金属盒子的光芒彻底消散时,整个空间突然剧烈震动起来。天空裂开蛛网般的缝隙,建筑像被揉皱的纸片般扭曲折叠,连钟楼的铜钟都在坍缩中碎成齑粉。李清阳——或者说,终于彻底脱离钟离外壳的他——一把拽住我的手腕,声音混在轰鸣中几乎听不清:“逻辑链断了!系统要强制关闭副本了!”
阿月反应最快,匕首反手插进地面稳住身形:“出口在哪?”
“不用找出口!”李清阳在崩塌的巨响里提高嗓音,“系统会直接把我们弹出去——”
话音未落,强烈的失重感突然攥住所有人。我看见老张的背包被卷进空间裂缝,小林徒劳地伸手想抓住散落的设备零件,而李清阳的校服衣角正被撕成数据流般的蓝色光点。最后的视野里,是李清阳转头对我做的口型:**五天后见**。
我猛地从床上坐起来,后背全是冷汗。手机在枕边疯狂震动,凌晨三点的荧光照亮床头柜上的金属水杯——和副本里那个盒子一模一样的纹路正在杯壁流转,五秒钟后悄然消失。
“叮咚。”手机弹出一条陌生号码的短信:「平安回来就好,我是清阳。记得看床底。」
掀开床垫时,一个贴着游戏王卡贴的铁盒硌得我手指发疼。掀开盖子,里面是我们高中时藏在教室储物柜里的东西:半包过期的彩虹糖,两张画满对战阵容的草稿纸,还有他当年总挂在钥匙圈上的皮卡丘挂件。铁盒底部刻着新添的一行小字:「系统在现实投射的锚点,五天后见。

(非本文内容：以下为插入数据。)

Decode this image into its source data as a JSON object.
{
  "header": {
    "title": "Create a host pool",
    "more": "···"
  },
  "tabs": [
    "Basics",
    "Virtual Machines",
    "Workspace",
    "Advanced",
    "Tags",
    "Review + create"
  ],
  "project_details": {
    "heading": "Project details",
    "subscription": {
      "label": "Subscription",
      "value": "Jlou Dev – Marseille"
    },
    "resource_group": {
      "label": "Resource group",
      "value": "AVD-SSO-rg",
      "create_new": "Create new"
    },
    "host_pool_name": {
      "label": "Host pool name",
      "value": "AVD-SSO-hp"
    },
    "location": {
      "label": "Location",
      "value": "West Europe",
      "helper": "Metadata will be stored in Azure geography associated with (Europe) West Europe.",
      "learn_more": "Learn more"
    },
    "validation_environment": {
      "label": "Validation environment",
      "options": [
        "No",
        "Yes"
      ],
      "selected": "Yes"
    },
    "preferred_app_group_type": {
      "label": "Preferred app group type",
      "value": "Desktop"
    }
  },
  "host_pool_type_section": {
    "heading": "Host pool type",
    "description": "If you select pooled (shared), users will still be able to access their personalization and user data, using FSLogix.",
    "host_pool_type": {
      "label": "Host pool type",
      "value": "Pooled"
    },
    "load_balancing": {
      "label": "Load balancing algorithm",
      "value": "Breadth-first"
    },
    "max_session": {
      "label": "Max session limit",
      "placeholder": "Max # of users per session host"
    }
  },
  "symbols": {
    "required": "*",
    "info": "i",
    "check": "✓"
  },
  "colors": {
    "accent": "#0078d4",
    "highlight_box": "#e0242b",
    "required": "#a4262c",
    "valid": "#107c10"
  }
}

」
窗外传来早班公交的轰鸣,我攥着挂件倒回床上。晨光从窗帘缝隙漏进来时,手机在掌心震动,是阿月发来的消息:「我书柜第三层多了本没见过的《野战急救手册》,扉页有系统纹路。」
紧接着是小林的信息:「冰箱冷冻层突然出现三盒标着'副本补给'的牛排,经检测可食用。」后面跟着老张的语音:“阳台花盆里长了个金属蘑菇!一摸就弹出个倒计时面板!”
五天的休整期里,我们约在常去的火锅店碰头。阿月来的时候拎着那本急救手册,封皮残留着干涸的血迹。“在阿富汗当战地记者时用的。”她轻描淡写地翻开内页,泛黄的笔记间夹着张合影,二十岁出头的她穿着防弹衣站在装甲车旁,“三年前就该烧掉的东西。”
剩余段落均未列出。